De antídotos. A partir del otro ya viejo lugar común: el de la disputa de tecnócratas y políticos, hay un tercer fatalismo en los medios de esta semana: el que vaticina el fracaso inevitable del nuevo dirigente partidista, por su inexperiencia en las prácticas del PRI, sin advertir la decadencia y los fracasos de la experiencia en esas prácticas en las últimas dos décadas.

Sólo un puñado de periodistas ha explorado antídotos a los lugares comunes con hipótesis alternas al supuesto capricho presidencial en el recambio priísta. Van algunas quizás atendibles: la construcción de un liderazgo comprometido con el programa reformista del actual gobierno; un cambio generacional en busca de perfiles no contaminados por el desprestigio de los reprobados en la elección pasada; la conveniencia de tener a la cabeza del partido un portavoz moderno, con formación y agilidad para el debate público y, además, con capacidad organizativa probada en la implementación de las reformas así como en la gestión de crisis para restablecer la normalidad en el desastre de Odile en Baja California Sur.

Futurismo. Es la fase demencial del fatalismo, a la que la realidad suele someter con tratamientos de choque. Todo lo que ocurre, se diga o no se diga, va en contra o a favor de unos u otros prospectos presidenciales. Es el caso de las resistencias a la reforma educativa. Hace tres semanas esta adicción daba por descontada —y fatal— la contención de la disidencia magisterial, con gran apoyo de una opinión pública convencida de no ceder a la presión contra la reforma, seguida de un corolario favorable a las posibilidades del titular de la SEP.

Sin embargo, la misma adicción presentó luego a la disidencia fatalmente blindada en su impunidad, respaldada por una movilización triunfante en su proyecto de meterle reversa a la reforma, con el apoyo explícito de López Obrador y el embozado del titular de Gobernación, que habría alentado este nuevo escenario y —en la vieja lógica sucesoria— le habría ganado así la delantera al titular de la SEP, aunque, según la misma futurología, enseguida la habría perdido con el cambio en el PRI.

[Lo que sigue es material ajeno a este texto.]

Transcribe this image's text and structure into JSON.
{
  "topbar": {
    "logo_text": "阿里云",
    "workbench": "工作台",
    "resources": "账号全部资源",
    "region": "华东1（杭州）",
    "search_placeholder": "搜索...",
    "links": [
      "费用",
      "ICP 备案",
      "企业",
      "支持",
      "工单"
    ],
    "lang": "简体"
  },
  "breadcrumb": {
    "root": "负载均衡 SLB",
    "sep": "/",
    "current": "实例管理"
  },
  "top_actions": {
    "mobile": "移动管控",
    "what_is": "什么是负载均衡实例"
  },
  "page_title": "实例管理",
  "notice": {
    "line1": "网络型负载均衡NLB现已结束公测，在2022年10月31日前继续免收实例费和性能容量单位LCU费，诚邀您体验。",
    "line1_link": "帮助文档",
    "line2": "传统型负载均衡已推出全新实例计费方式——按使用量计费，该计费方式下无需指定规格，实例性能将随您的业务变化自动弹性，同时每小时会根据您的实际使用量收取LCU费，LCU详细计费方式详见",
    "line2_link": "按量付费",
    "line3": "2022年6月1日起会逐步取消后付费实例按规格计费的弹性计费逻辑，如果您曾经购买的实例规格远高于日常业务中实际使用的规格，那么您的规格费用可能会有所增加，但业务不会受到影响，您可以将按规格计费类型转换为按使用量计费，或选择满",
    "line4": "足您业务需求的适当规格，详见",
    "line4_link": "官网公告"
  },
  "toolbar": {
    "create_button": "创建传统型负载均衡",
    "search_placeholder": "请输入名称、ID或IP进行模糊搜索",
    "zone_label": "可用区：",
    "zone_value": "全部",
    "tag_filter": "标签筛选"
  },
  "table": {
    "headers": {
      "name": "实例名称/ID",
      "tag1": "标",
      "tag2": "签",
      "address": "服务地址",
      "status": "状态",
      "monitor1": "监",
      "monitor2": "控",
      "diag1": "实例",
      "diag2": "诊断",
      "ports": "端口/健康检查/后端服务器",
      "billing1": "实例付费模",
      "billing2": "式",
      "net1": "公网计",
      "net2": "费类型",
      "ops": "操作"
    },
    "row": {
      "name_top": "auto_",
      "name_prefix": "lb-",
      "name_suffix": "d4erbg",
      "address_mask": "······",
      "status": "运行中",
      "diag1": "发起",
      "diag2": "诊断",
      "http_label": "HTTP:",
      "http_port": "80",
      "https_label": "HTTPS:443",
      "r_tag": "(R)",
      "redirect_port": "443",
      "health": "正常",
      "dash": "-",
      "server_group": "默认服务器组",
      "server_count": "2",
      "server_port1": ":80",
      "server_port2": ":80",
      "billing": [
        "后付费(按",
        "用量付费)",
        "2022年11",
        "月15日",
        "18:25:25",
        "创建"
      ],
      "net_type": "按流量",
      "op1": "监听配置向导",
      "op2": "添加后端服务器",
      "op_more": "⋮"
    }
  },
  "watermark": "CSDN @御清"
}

La del futurista es la impaciencia del que grita en el cine un supuesto final a la mitad de la película, ahogando las posibilidades vivas de la trama. Al fatalista lo desquicia la volatilidad actual de la opinión. Toda complejidad le resulta tóxica. Los factores imprevistos por él, demuelen sus profecías. Y sus gritos no sólo le amputan a la esfera pública el gusto por la otra mitad de la película, sino por los hallazgos sorprendentes que suelen ofrecer los procesos vivos.